You can hear it in his engagement with some of New Orleans’ most hallowed documents, like a shimmering and blissed-out reading of the Louis Armstrong staple “What a Wonderful World.” Batiste sings it not as a feel-good anthem so much as a meditation on holy wonder and active gratitude; it drones where Armstrong’s exults, and feels almost liturgical in its calming resonance.

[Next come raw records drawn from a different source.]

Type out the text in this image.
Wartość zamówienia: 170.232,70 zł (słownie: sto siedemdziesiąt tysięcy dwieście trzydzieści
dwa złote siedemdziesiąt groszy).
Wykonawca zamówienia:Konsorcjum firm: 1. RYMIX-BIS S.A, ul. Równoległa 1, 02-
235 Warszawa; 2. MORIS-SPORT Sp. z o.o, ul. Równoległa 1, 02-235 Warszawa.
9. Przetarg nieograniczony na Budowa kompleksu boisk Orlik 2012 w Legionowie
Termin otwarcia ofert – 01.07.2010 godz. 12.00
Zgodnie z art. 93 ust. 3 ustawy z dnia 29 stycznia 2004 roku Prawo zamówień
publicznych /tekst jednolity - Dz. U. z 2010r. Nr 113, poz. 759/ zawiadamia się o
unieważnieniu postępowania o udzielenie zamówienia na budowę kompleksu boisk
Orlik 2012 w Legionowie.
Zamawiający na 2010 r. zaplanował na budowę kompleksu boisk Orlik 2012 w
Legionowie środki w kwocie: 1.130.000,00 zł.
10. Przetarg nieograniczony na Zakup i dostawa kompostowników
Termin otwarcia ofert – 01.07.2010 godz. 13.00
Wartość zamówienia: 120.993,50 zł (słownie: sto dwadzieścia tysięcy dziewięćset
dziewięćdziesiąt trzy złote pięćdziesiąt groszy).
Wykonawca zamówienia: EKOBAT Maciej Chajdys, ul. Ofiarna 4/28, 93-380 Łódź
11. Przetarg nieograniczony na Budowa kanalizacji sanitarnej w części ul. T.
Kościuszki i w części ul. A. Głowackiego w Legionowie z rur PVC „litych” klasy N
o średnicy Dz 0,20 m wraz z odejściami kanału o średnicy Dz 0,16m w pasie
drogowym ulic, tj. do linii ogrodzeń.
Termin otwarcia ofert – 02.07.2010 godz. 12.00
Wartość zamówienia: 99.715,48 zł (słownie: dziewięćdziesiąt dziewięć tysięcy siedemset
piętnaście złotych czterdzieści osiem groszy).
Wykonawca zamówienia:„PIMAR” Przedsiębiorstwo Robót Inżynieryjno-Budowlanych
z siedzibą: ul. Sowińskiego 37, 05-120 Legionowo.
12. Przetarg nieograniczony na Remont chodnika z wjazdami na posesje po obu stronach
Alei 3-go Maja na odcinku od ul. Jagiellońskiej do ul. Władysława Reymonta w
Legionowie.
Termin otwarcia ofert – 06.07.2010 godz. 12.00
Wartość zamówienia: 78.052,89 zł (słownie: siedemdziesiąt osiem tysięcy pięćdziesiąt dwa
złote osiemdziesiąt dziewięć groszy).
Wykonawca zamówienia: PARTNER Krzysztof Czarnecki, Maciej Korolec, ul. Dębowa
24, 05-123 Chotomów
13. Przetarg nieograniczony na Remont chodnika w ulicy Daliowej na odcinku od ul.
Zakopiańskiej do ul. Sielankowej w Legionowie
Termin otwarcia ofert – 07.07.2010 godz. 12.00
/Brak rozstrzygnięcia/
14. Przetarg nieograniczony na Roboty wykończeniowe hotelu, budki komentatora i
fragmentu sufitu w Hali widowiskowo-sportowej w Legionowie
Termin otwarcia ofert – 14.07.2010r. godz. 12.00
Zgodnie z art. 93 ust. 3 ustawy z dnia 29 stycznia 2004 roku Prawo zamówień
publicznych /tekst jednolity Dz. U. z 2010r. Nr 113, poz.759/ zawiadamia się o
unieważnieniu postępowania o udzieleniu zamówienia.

There’s also a reading of “Saint James Infirmary Blues” where the artist is comfortable enough with the song’s familiar contours that he can both lean into camp (listen to the disembodied voices and funeral-march horns that haunt the song’s periphery, like the ghosts of all the New Orleans bluesmen who’ve performed it before) and sprinkle in his own goofy humor (“she ain’t never gonna find another sharp-dessin’ piano player like me,” he winks), all while upholding the song as a serious piece of folklore.

These gently revisionist histories set the parameters for Hollywood Africans, where tradition exists not to be recited into the public record but to provide a malleable language for personal expression—and Batiste takes that even further with his originals, the best of which are instrumental. Opening song “Kenner Boogie,” named for the New Orleans suburb where he honed his chops, is a blazing three-minute history of stride piano, encompassing everyone from James P. Johnson to Little Richard in its raucous two-handed fury. “Chopinesque,” meanwhile, belongs to a lineage of jazz compositions that keep one foot in classical sophistication, the other in the free-flowing logic of swing (think of Mingus’ brainy ballets, Ellington’s symphonic masterworks, or Brad Mehldau’s luxuriant After Bach).

Batiste is eloquent in his native tongue, even as he bends it to his modern dialect. You might think his carefully-plunked melody on “Green Hill Zone” is a lost Solo Monk outtake, at least until the strings enter—but actually, it’s a melody snatched from Sonic the Hedgehog, a video game that shares bandwidth in Batiste’s head with shopworn standards like “Smile” and “The Very Thought of You,” both played straight here. There’s also “Mr. Buddy,” a ruminant and tender-hearted recollection of a childhood mentor or teacher. The deeper Batiste goes into the rhythms of his city, the more they seem to shake loose these remembrances, and the more fully his personality blossoms; what seems at first like a travelogue reveals itself to be a self-portrait, and an argument that person and place are never fully separable.

All of that lends gravity to the closing song, a Batiste original called “Don’t Stop.” A pensive waltz, the song urges open-hearted, resilient love; in another context, it might sound naïve, but here it’s a bloom of hope planted in a very particular soil, the same soil that nurtured Armstrong’s “What a Wonderful World” and Toussaint’s “Yes We Can.” “Let’s keep it shakin’ while we can,” Batiste sings, sounding not quite like all the cats who kept things shakin’ before.